The "Strong Copyright + DRM + Weak Net Neutrality = Digital Dystopia?" postprint is now available.

The abstract is below:

Three critical issues—dramatic expansion of the scope, duration, and punitive nature of copyright laws; the ability of Digital Rights Management (DRM) systems to lock-down digital content in an unprecedented fashion; and the erosion of Net neutrality, which ensures that all Internet traffic is treated equally—are examined in detail and their potential impact on libraries is assessed. How legislatures, the courts, and the commercial marketplace treat these issues will strongly influence the future of digital information for good or ill.

If you would like a more detailed description, see my posting about the preprint.

How Can Scholars Retain Copyright Rights?

Scholars are often exhorted to retain the copyright rights to their journal articles to ensure that they can freely use their own work and to permit others to freely read and use it as well. The question for scholars who are convinced to do so is: "How do I do that?"

The first thing to understand is that copyright is not one right. Rather, it is a bundle of rights that can be individually granted or withheld. The second thing to understand is that rights can either be granted exclusively to one party or nonexclusively to multiple parties.

What are these rights? Here’s what the U.S. Copyright Office says:

  • To reproduce the work in copies or phonorecords;

  • To prepare derivative works based upon the work;

  • To distribute copies or phonorecords of the work to the public by sale or other transfer of ownership, or by rental, lease, or lending;

  • To perform the work publicly, in the case of literary, musical, dramatic, and choreographic works, pantomimes, and motion pictures and other audiovisual works;

  • To display the copyrighted work publicly, in the case of literary, musical, dramatic, and choreographic works, pantomimes, and pictorial, graphic, or sculptural works, including the individual
    images of a motion picture or other audiovisual work; and

  • In the case of sound recordings, to perform the work publicly by means of a digital audio transmission.

A legal document, typically called a copyright transfer agreement, governs the copyright arrangements between you and the publisher and determines what rights you retain and what rights you transfer or grant to the publisher. The publisher may offer a single standard agreement or may have more than one agreement.

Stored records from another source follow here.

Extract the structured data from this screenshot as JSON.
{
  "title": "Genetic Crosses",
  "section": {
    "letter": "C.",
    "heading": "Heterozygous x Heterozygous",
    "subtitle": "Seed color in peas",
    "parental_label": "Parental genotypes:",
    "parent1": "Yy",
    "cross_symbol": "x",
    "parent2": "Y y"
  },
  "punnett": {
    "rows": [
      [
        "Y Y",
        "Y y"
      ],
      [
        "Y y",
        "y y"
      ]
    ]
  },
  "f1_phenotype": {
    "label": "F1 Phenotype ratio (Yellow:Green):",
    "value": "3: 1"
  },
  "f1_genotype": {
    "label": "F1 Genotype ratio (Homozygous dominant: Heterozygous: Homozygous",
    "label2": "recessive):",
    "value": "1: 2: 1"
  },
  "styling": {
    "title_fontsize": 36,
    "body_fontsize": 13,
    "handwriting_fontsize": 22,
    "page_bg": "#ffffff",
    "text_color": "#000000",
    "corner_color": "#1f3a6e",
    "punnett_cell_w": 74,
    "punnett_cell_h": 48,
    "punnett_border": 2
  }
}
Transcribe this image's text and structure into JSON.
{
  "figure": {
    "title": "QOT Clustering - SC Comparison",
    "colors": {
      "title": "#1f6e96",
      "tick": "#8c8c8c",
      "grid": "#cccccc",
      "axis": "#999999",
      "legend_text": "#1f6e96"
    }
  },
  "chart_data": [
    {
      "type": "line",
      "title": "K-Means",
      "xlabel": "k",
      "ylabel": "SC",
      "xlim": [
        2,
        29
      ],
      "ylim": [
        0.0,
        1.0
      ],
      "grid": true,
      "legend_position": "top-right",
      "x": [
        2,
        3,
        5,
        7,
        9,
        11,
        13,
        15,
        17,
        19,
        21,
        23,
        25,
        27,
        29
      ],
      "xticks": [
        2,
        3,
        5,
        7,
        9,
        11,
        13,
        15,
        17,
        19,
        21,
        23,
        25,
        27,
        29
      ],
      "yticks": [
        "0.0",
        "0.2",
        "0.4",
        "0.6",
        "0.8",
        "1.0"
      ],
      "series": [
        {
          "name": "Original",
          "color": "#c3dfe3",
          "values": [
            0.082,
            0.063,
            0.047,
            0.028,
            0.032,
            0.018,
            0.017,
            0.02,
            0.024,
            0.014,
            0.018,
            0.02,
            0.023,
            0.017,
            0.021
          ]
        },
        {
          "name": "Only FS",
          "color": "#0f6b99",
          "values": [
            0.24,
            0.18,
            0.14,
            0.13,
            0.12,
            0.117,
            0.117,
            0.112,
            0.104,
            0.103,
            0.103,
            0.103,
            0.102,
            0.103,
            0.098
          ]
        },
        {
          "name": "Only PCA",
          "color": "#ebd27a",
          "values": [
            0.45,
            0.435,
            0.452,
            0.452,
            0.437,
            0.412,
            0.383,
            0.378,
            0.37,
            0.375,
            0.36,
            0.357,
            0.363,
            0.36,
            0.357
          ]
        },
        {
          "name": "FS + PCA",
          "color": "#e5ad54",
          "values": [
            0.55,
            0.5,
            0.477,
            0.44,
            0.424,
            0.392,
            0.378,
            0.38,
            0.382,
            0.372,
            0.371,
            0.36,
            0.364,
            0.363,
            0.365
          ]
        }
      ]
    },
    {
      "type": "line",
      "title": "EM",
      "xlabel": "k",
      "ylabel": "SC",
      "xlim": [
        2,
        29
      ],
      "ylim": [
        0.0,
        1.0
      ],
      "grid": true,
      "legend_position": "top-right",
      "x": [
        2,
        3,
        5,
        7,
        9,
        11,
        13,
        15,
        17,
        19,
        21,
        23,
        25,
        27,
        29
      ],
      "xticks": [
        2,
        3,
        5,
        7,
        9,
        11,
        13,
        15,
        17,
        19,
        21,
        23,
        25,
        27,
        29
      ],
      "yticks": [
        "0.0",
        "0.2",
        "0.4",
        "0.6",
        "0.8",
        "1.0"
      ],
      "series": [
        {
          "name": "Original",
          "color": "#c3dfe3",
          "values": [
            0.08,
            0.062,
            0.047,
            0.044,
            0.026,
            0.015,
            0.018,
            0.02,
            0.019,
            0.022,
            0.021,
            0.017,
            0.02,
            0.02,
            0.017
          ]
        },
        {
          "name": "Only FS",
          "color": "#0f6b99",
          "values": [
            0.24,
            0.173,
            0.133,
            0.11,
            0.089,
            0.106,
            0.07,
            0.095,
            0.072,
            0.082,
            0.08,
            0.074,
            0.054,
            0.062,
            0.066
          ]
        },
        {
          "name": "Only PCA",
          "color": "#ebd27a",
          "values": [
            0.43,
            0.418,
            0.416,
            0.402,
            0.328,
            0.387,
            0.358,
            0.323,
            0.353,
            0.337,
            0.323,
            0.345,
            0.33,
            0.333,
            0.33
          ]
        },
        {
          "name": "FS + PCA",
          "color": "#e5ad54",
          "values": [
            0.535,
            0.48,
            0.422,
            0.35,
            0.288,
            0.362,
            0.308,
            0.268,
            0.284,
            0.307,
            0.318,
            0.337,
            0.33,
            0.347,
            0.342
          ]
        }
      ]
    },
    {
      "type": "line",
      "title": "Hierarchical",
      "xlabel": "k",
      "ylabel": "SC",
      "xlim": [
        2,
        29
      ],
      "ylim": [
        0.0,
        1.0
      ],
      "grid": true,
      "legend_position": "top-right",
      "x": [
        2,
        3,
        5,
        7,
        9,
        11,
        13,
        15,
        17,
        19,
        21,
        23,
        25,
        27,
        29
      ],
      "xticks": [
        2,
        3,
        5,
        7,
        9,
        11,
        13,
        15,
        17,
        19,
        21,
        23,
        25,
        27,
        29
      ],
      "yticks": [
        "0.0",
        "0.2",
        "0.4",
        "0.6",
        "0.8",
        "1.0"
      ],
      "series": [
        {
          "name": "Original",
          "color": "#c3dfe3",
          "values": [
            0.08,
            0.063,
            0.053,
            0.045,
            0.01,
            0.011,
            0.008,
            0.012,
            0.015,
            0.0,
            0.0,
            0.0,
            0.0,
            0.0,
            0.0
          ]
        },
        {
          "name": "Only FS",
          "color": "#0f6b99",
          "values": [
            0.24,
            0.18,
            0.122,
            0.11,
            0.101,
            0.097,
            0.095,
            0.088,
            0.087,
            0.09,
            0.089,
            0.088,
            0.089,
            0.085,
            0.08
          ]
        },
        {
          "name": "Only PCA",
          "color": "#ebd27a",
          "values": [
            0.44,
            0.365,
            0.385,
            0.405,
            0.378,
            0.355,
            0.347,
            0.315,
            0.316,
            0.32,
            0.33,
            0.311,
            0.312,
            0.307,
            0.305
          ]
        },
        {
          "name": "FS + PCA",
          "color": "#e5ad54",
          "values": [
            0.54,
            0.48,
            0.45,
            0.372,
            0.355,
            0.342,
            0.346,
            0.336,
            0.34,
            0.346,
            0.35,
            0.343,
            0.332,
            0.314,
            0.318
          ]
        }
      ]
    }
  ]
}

Whereas the publisher has had its agreement(s) written by copyright lawyers, you are not likely to be a copyright lawyer. This puts you at a disadvantage in terms or understanding, modifying, or replacing the publisher’s agreement. Therefore, it is very helpful to have documents written by copyright lawyers that you can use to modify or replace the publisher’s agreement with, even if the organization providing such documents does so under a disclaimer that it is not providing "legal advice."

Ordered by increasing level of difficulty in getting publisher acceptance, here are the basic strategies for dealing with copyright transfer agreements:

  • If the publisher has multiple agreements, choose the one that has the author assigning and/or granting specific rights to the publisher (e.g., ALA Copyright License Agreement). Don’t choose the agreement where the author assigns, conveys, grants, or transfers all rights, copyright interest, copyright ownership, and/or title exclusively to the publisher (e.g., ALA Copyright Assignment Agreement).
  • If the publisher has a single agreement that assigns, conveys, grants, or transfers all rights, copyright interest, copyright ownership, and/or title exclusively to the publisher:

Of course, other strategies are possible. For example, you could use another type of open content license instead of the Science Commons Publication Agreement and Copyright License. However, you might want to keep it simple to start.

For more information on copyright transfer agreements, see Copyright Resources for Authors and Scholars Have Lost Control of the Process.

For a directory of publisher copyright and self-archiving policies, see Publisher Copyright Policies & Self-Archiving.

By the way, DigitalKoans doesn’t provide legal advice and the author is not a lawyer.